У входа была надпись: ПРОСЬБА СДАВАТЬ ОРУЖИЕ ПРИ ВХОДЕ.
И когда мы проходили, откуда ни возьмись, появился здоровенный детина в полосатой рубахе и спрашивает:
— Извините, парни, вы читать умеете? Бешеный Билл окинул его взглядом своих ясных синих глаз и тихо так спрашивает:
— Долли есть?
— Джентльмены, с оружием туда нельзя. Надо его сдать, — говорит вышибала, а потом, по мере того как внушительный вид Билла его впечатляет, объясняет. — За ваше оружие не беспокойтесь. Вот смотрите, к каждому револьверу я прикладываю бирку и пишу имя владельца.
И с этими словами потянулся к карманчику жилета, разумеется, чтобы достать бирку и карандашик. Я же, памятуя про принципы Бешеного Билла, подумал: «Боже милостивый, вот ещё один покойник!»
Но тут из служебного помещения появляется пухленькая такая дамочка, пышечка лет сорока с огромным и высоким бюстом, глубокую ложбинку между половинками которого подчеркивает низкий вырез её красного сатинового платья, расшитого чёрными бусинками. Волосы у неё чёрные, роскошные, собраны в хвост, и такого же цвета небольшие усики.
— Билли! — радостно басит она, подбегает к Хикоку, навалившись всей грудью, заключает его в объятия и крепко чмокает в щёку. После чего объявляет вышибале:
— Мистер Хикок на особом положении!
— Хикок! — лепечет тот, бледнея при этом, как полотно, и бочком-бочком с глаз долой. Вот что значит репутация! А ведь человек этот работал вышибалой и дело своё знал что надо. Я сам некоторое время спустя был восторженным свидетелем потрясающей сцены, когда он небольшой палкой отдубасил трёх здоровенных и отчаянно-пьяных охотников на бизонов. Но стоило ему услышать «Хикок», как магия этого имени на него так подействовала, что он сразу сник и счел за лучшее больше не попадаться на глаза его владельцу.
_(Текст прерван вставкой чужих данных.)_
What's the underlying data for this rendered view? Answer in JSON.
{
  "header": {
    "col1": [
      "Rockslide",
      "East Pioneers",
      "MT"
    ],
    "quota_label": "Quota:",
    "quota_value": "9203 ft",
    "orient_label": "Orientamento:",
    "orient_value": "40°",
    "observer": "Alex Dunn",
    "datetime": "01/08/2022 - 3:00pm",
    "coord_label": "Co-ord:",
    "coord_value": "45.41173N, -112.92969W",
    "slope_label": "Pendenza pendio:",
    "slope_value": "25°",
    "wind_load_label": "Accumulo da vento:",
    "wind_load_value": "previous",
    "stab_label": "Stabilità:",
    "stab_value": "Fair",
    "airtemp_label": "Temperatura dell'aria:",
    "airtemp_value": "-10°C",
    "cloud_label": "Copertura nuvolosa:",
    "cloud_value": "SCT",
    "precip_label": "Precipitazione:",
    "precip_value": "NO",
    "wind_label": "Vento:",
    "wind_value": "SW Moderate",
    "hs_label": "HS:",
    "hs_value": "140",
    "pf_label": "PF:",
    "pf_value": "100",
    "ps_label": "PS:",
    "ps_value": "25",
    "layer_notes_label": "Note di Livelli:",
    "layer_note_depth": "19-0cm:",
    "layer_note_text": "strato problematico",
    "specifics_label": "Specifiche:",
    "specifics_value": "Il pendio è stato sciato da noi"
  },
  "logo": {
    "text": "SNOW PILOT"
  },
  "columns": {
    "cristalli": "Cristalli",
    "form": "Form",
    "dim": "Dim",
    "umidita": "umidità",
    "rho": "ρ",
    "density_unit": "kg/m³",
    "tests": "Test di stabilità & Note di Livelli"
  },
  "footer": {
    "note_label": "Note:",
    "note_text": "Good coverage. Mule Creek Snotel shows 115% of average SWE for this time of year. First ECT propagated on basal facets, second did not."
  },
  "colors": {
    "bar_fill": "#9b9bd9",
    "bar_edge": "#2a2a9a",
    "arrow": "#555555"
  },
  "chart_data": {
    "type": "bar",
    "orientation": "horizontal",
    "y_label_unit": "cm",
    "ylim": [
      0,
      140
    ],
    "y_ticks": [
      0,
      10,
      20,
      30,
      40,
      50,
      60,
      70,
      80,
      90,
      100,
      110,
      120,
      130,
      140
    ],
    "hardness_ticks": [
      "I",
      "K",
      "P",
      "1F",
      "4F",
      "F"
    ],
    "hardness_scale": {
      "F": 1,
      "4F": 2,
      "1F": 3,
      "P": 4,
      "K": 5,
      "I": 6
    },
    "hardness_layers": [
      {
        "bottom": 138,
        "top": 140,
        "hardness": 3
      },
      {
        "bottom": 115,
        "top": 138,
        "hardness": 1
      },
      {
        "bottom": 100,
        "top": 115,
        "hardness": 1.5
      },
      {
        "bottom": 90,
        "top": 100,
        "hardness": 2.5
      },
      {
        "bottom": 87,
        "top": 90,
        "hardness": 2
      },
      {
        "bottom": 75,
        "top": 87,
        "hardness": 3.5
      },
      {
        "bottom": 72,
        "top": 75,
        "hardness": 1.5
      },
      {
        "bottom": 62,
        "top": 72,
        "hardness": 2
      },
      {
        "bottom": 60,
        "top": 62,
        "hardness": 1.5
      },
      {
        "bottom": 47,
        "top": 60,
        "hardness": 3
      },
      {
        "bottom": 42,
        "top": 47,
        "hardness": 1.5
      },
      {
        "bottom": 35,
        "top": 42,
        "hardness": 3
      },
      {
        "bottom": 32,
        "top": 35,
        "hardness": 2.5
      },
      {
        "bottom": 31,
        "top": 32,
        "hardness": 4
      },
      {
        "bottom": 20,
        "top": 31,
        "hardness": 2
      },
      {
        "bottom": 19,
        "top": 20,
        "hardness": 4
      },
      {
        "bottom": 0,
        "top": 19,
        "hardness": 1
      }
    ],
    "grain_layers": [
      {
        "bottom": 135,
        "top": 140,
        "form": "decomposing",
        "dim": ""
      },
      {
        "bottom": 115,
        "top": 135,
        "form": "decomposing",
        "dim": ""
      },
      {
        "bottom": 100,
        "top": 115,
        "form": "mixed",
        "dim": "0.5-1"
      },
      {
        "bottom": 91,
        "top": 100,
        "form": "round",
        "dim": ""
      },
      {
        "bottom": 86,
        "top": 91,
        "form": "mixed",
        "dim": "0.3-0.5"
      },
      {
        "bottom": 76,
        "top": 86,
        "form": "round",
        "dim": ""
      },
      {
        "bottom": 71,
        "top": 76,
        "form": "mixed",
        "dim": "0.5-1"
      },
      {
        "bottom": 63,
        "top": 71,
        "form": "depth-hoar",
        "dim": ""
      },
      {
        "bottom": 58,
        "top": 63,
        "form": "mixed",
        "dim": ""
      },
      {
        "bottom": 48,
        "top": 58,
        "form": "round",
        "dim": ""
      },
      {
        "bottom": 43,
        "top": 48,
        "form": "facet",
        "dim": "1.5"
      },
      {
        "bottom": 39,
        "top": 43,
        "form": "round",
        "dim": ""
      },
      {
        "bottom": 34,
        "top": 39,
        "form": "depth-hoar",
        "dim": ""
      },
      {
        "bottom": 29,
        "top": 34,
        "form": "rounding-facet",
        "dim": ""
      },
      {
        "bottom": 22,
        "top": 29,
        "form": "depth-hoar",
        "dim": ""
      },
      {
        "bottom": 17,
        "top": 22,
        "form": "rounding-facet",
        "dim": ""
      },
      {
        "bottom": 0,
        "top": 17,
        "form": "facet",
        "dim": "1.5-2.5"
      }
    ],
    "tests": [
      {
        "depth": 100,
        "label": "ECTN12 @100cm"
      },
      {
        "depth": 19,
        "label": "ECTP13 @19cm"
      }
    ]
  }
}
— А что за симпатичный приятель у тебя? Познакомь нас, — обращается дамочка к Биллу, и он, едва узнав мое имя, сообщает его ей.
Тогда Долли хватает меня в охапку и прижимает к себе; я утыкаюсь прямо в ложбинку её груди и утопаю, и задыхаюсь в мягких волнах. Но, чёрт подери, она скользит руками все ниже, хватает меня за ягодицы и давай тереться об меня своими ляжками. Не скажу, чтоб это меня не возбуждало, потому как женщина она была что надо, но что-то в этом и отталкивало, словно это тетя забавляется с тобой, да и ко всему, надо было подумать и о собственном достоинстве, вот я её и оттолкнул.
— У-у-у, — сложила она толстые губы бантиком, — какие мы петушки, ты только посмотри!